S3 input can take a long time to start and a long time to stop

Question

S3 input can take a long time to start and a long time to stop

ph opened this issue 8 years ago · comments

Pier-Hugues Pellerin commented 8 years ago

When you have a bucket with a really large quantity of files it can take a while to start because of all the api calls the code has to do. #25 optimize the numbers of call to a reasonable about by using v2 of the API, but this still problematic.

The plugin can also take a really long time to stop, the current architecture of the plugin is single threaded. This mean the following: the listing of remote files, the downloading, the uncompressing and the actual processing is done in a single thread.

The stop doesn't correctly interrupt this chain.

We need to decouple theses part in different stages to better control the flow of execution of this plugin.

Pier-Hugues Pellerin · Answer 1 · Wed Apr 06 2016 22:25:49 GMT+0800 (China Standard Time)

I am in the process of merging the logic of #25 and decoupling the code a bit to have better control of the execution.

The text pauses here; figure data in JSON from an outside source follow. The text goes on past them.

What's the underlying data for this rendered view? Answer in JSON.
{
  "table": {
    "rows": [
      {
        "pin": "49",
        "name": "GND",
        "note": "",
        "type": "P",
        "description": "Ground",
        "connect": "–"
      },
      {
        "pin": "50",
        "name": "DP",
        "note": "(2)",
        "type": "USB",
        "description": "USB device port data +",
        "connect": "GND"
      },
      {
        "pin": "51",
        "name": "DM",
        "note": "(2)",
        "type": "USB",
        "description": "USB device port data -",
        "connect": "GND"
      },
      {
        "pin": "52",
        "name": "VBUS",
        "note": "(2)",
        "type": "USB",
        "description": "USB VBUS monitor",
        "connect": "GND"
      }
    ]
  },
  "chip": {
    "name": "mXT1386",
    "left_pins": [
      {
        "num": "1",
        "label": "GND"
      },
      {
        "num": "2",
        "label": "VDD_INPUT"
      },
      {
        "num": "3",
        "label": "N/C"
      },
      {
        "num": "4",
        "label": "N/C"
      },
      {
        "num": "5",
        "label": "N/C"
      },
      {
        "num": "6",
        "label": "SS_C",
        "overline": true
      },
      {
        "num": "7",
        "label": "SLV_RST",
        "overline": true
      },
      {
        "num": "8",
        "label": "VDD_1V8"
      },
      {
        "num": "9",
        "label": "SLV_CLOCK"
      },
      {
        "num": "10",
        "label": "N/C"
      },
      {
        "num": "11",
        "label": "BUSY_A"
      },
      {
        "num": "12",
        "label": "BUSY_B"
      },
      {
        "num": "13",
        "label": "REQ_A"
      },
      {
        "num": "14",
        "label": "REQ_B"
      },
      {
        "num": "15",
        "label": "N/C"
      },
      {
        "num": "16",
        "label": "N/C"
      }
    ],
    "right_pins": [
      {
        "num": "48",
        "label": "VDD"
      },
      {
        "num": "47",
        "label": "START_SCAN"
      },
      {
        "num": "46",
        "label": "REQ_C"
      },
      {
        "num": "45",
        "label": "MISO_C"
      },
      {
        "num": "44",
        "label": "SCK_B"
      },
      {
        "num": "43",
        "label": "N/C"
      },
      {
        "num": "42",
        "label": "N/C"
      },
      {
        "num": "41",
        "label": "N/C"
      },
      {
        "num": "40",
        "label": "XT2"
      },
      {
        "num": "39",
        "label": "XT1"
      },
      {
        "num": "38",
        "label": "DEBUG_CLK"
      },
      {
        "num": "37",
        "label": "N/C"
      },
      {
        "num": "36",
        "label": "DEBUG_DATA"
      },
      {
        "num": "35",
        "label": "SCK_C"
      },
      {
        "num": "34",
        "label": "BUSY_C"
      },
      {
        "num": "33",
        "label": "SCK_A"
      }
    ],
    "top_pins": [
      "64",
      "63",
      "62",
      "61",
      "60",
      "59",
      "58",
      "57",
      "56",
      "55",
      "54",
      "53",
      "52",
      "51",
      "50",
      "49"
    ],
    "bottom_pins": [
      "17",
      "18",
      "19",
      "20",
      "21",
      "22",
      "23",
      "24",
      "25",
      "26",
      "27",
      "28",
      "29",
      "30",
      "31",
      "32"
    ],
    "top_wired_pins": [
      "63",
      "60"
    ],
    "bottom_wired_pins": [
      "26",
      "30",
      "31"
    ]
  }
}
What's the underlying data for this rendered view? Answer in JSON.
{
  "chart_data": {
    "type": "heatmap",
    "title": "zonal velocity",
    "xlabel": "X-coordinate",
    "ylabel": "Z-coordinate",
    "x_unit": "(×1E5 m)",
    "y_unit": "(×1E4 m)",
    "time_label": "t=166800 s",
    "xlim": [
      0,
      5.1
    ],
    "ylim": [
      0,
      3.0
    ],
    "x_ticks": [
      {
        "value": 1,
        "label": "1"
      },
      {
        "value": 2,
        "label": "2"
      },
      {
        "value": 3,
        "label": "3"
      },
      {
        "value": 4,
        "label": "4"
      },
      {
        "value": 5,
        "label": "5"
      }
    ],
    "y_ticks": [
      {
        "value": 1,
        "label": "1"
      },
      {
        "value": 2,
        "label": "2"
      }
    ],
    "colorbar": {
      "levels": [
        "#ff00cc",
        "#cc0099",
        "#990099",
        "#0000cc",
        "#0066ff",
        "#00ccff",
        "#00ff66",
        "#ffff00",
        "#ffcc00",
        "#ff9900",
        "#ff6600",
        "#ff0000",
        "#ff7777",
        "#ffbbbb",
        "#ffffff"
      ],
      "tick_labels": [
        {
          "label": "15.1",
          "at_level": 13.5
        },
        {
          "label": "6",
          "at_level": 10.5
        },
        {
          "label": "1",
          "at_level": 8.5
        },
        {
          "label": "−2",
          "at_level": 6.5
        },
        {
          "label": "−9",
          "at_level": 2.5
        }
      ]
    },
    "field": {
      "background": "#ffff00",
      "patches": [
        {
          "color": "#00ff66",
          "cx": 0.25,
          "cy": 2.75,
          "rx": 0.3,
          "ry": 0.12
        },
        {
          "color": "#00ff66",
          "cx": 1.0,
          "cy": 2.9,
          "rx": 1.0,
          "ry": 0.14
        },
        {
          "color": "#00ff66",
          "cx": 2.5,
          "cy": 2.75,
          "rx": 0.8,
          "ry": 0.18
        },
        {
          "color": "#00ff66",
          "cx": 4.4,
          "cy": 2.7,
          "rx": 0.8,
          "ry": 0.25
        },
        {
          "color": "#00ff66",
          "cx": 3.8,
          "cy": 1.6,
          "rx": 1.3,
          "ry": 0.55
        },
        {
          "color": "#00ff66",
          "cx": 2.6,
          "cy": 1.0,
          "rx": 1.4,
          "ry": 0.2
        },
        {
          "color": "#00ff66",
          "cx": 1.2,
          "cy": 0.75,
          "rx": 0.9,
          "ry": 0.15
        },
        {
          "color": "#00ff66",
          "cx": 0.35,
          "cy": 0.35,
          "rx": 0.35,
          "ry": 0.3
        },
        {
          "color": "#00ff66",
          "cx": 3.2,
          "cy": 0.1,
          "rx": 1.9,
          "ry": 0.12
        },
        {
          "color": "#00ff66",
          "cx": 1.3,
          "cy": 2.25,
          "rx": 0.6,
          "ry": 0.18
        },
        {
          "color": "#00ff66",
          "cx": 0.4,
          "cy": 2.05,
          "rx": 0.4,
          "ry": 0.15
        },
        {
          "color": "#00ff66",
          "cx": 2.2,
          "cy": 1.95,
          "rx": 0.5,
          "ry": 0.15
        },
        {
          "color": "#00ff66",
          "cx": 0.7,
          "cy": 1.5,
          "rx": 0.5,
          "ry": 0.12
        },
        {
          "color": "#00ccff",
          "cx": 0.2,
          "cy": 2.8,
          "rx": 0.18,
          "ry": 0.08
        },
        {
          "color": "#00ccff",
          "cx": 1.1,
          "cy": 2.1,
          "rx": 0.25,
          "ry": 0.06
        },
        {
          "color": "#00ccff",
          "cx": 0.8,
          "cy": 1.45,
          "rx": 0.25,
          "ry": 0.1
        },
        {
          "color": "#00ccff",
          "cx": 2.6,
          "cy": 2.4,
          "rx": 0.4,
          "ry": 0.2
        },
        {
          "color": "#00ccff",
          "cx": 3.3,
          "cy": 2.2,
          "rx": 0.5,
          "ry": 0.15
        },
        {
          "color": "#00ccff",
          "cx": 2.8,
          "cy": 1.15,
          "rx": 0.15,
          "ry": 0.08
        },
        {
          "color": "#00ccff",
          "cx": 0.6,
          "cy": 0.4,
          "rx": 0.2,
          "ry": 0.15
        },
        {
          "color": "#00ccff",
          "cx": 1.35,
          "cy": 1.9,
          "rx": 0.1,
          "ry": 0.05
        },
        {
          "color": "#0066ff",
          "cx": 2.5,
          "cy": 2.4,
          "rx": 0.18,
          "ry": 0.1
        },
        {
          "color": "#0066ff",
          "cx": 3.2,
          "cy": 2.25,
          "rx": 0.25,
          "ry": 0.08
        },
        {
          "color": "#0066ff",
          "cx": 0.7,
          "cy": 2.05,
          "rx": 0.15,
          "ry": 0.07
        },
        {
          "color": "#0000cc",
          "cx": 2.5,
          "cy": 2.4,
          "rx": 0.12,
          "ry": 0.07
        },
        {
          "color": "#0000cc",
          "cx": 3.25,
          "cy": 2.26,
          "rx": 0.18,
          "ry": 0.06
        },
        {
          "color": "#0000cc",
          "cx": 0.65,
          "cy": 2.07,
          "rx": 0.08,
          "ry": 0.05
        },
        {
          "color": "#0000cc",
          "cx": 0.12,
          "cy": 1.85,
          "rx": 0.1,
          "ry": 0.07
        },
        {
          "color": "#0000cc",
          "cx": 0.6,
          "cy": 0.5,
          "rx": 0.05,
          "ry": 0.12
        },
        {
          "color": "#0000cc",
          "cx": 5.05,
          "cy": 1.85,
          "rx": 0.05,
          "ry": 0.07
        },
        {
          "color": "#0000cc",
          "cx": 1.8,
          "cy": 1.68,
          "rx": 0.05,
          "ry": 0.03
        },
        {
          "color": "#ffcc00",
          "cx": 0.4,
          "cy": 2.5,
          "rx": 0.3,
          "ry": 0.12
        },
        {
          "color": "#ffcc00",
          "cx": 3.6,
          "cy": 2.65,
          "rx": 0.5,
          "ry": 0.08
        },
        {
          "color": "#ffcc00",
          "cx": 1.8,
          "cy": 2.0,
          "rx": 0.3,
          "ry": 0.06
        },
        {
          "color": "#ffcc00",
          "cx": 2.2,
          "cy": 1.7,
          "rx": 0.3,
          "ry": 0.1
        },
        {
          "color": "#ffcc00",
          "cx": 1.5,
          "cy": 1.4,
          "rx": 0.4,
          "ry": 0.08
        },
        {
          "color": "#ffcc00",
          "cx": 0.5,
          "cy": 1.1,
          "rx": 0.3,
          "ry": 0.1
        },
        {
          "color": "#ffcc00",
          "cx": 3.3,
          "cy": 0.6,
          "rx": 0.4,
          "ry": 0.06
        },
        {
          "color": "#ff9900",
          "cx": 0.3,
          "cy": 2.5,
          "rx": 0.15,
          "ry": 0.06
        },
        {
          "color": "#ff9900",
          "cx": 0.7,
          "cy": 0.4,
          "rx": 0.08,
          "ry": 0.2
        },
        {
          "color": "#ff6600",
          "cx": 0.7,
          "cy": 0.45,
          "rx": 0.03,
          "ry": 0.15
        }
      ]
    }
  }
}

The problem with the v2 api is the way stuff are mocked have changed a lot since v1.

So I take the time to cleaning things up to see if I can improve performance and my confidence in the changes.

Pier-Hugues Pellerin · Answer 2 · Wed Apr 06 2016 22:31:17 GMT+0800 (China Standard Time)

Also large files is killing the performance of this plugin.

Kyle Gochenour · Answer 3 · Wed Jul 12 2017 05:35:34 GMT+0800 (China Standard Time)

Any update on this, we keep all of our CloudTrail logs in an S3 bucket and as the months have gone by the plugin has become more and more difficult to rely on since its checking months of CloudTrail log files now.